Es war die Fortsetzung jener Haltung, die im Peloton schon zu hören war, als Mitte der 60er Jahre im Zuge eines gesamtgesellschaftlichen Antidrogenkampfs in Frankreich Dopingtests eingeführt wurde. Man empfand es als Eingriff in die Privatsphäre, als unwürdig und als Behinderung der Berufsausübung. Die Fahrer spielten stolz und bereitwillig die Rolle als Übermenschen und Helden, die ihnen im Drama der Tour zugewiesen wurde, wollten aber nicht gefragt werden, wie sie das bewerkstelligen.

Das klassenkämpferische Bewusstsein eines Pelissier war ihnen längst abhandengekommen. So setzte sich der fünffache Tour-Sieger Jacques Anquetil noch nach dem Dopingtod des Engländers Tom Simpson 1967 für die kontrollierte Gabe von Stimulanzien ein.
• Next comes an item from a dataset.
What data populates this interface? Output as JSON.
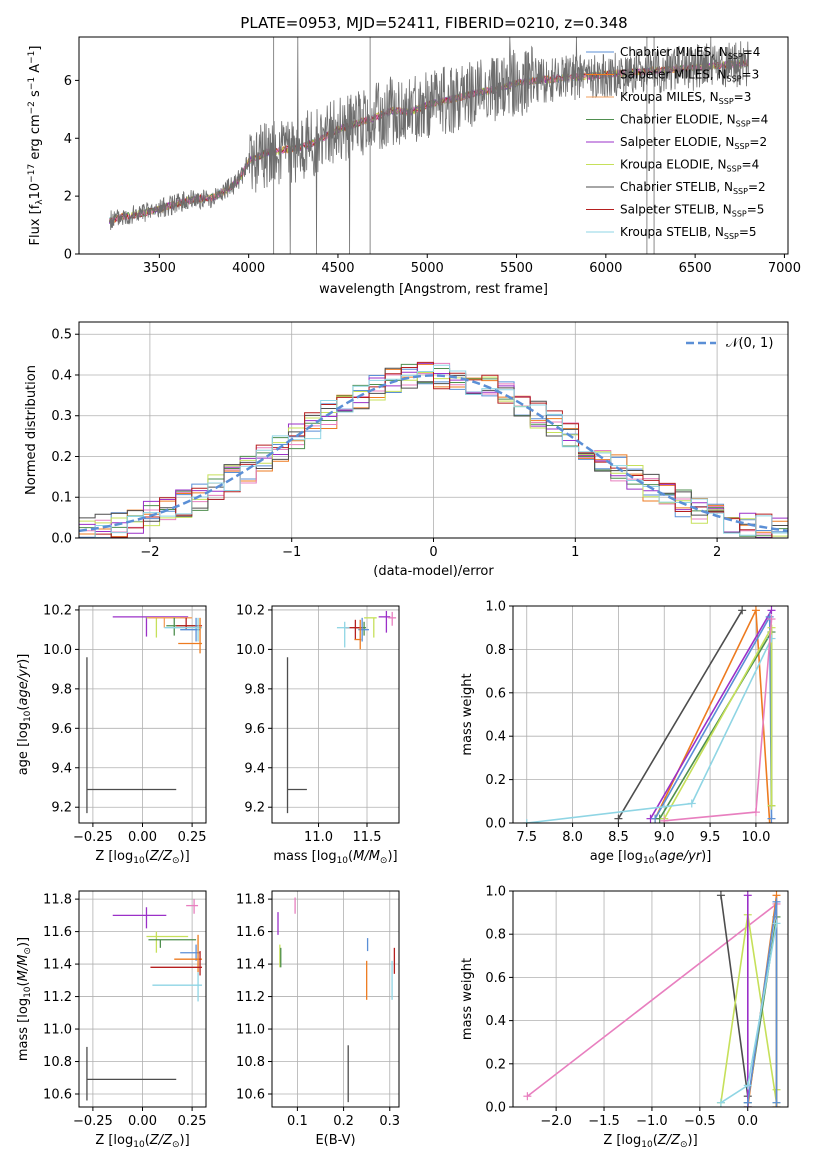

Begründung: Ohne sie würde die Tour so langsam und unspektakulär, dass kein Mensch mehr würde zuschauen wollen.

Die Tour-Organisatoren bekannten sich öffentlich zum Antidopingkampf, Jacques Goddet, der Nachfolger von Henri Desgrange, unterstützte ihn formal auf ganzer Linie. „Alle legalen, moralischen, spirituellen und wissenschaftlichen Kräfte müssen vereinigt werden, um die moralische Ordnung wiederherzustellen“, sagte er.

Keine Entschleunigung

Die Härten der Tour de France wollte er jedoch nicht abmildern, das widerspreche „dem Lauf der modernen Welt, die zu immer größerer Beschleunigung“ neige. Der inhärente Widerspruch zwischen moralischer Reinheit und dem Ideal grenzenlosen technischen Fortschritts fiel ihm indes nicht auf. Fans und Sponsoren dankten es Goddet und seinen Nachfolgern: Die Tour de France ist als Sportereignis eine ungebrochene Erfolgsstory. Daran konnten auch die Skandale von 1998 und die Enthüllungen seit 2006 nichts ändern.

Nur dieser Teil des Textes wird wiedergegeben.